Pragmatisme énergétique

Dans le contexte de l’investissement durable, Larry Fink préfère une approche combinant les considérations environnementales et la sécurité énergétique – qu’il désigne par « pragmatisme énergétique » -, montrant qu’il prend toujours l’investissement durable au sérieux. Sous la pression des États dirigés par les républicains, BlackRock s’est retiré des investissements ESG au cours de l’année écoulée.

« J’entends de plus en plus de dirigeants confondre la décarbonation et la sécurité énergétique sous le terme de “pragmatisme énergétique” », écrit-il, faisant référence au besoin d’équilibre entre la sécurité énergétique et la transition énergétique.

« L’énergie éolienne et solaire étant désormais moins chère que l’électricité produite à partir de combustibles fossiles dans de nombreux endroits, l’installation d’énergies renouvelables augmente. Cela contribue également à la lutte contre le changement climatique.

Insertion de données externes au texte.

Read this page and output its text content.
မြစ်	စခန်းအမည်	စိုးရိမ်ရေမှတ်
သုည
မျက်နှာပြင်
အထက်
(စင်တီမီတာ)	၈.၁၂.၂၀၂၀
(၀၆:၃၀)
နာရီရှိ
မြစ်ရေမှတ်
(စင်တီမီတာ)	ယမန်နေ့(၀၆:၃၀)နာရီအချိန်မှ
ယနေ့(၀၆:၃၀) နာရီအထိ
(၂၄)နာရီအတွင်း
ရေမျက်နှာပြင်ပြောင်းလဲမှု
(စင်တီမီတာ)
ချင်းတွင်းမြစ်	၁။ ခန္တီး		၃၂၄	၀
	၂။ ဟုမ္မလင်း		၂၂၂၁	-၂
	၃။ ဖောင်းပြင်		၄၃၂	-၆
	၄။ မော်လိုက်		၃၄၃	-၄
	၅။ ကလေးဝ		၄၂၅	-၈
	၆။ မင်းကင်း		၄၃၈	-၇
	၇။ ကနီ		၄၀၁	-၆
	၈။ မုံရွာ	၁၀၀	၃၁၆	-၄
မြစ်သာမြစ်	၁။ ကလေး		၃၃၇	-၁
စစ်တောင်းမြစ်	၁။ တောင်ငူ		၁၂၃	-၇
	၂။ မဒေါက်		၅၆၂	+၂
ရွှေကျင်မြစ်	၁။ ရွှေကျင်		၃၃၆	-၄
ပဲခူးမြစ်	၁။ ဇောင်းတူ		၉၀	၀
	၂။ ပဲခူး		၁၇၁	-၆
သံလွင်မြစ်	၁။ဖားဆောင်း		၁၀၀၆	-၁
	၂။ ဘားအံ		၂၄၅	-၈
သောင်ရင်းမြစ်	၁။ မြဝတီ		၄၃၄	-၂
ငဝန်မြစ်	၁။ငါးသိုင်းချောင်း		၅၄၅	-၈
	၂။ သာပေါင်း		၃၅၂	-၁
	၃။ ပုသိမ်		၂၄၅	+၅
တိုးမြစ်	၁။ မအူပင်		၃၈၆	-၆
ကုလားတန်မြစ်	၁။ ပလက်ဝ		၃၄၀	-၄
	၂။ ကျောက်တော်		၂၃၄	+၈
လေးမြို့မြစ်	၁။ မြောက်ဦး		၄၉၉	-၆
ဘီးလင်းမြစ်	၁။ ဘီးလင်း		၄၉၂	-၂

Cette évolution a affecté les marchés, avec des risques et des opportunités pour les investisseurs, y compris les clients de BlackRock », a-t-il ajouté.

« Prime verte » 

Depuis 2020, la terminologie relative à une transition équitable a été affinée, a affirmé Larry Fink. « Un concept clé est la “prime verte” - des frais supplémentaires pour passer au “vert”, par exemple en passant d’une voiture à essence à un véhicule électrique », a-t-il déclaré. « Une prime verte moins élevée rend la décarbonation plus équitable et plus abordable. »

Selon Larry Fink, les marchés de capitaux ont ainsi la possibilité d’apporter une contribution significative. « L’investissement privé peut aider les entreprises du secteur de l’énergie à réduire les coûts d’innovation et à se développer à l’échelle mondiale », a-t-il déclaré.

L’appel à davantage d’investissements dans les infrastructures comme moyen de croissance économique et de durabilité était un thème clé de la lettre de Larry Fink. Il a préconisé le recours à des partenariats public-privé pour les projets d’infrastructures, étant donné que le niveau élevé de la dette dans de nombreux pays constitue un obstacle au financement purement public.

Dette nationale

En ce qui concerne la dette souveraine, Larry Fink a souligné la nécessité d’une stratégie axée sur la croissance, qui mette l’accent sur les investissements dans les infrastructures et la technologie.

« Le secteur des infrastructures est l’un des segments du marché privé qui connaît la croissance la plus rapide, sous l’effet de tendances macroéconomiques claires », a-t-il expliqué. « Dans les pays en développement, l’augmentation de la prospérité entraîne une hausse de la demande d’énergie et de transport, entre autres, tandis que les pays riches doivent à la fois développer de nouvelles infrastructures et rénover celles qui existent déjà.

« Aux États-Unis, l’administration Biden a adopté une législation sur l’investissement dans les infrastructures à l’échelle d’une génération, mais le pays est toujours aux prises avec des retards de maintenance, qui atteignent 2 000 milliards de dollars. Comment financer toutes ces infrastructures ? Je pense qu’un mélange de financement public et privé est nécessaire, car le gouvernement ne peut pas supporter à lui seul tous les coûts. La dette est tout simplement trop importante. »

La « croissance » comme solution

Historiquement, les États-Unis ont géré leur dette croissante en émettant davantage d’obligations d’État en fonction de l’intérêt continu des investisseurs. Mais l’intérêt des investisseurs étrangers pour la dette américaine pourrait s’estomper à mesure que les marchés de capitaux mondiaux se développent. Larry Fink souligne que cette tendance et le risque d’une récession économique similaire à celle du Japon, en plus des défis de l’inflation, sont autant de raisons pour les dirigeants américains de prendre au sérieux le problème croissant de la dette.

Toutefois, le dirigeant de BlackRock ne considère pas qu’une crise de la dette américaine soit inévitable. Si la discipline budgétaire peut permettre de contenir la dette dans une certaine mesure, il sera politiquement et mathématiquement difficile d’augmenter les impôts ou de réduire les dépenses de manière significative. Une autre solution, outre les augmentations d’impôts ou les réductions de dépenses, est la croissance économique.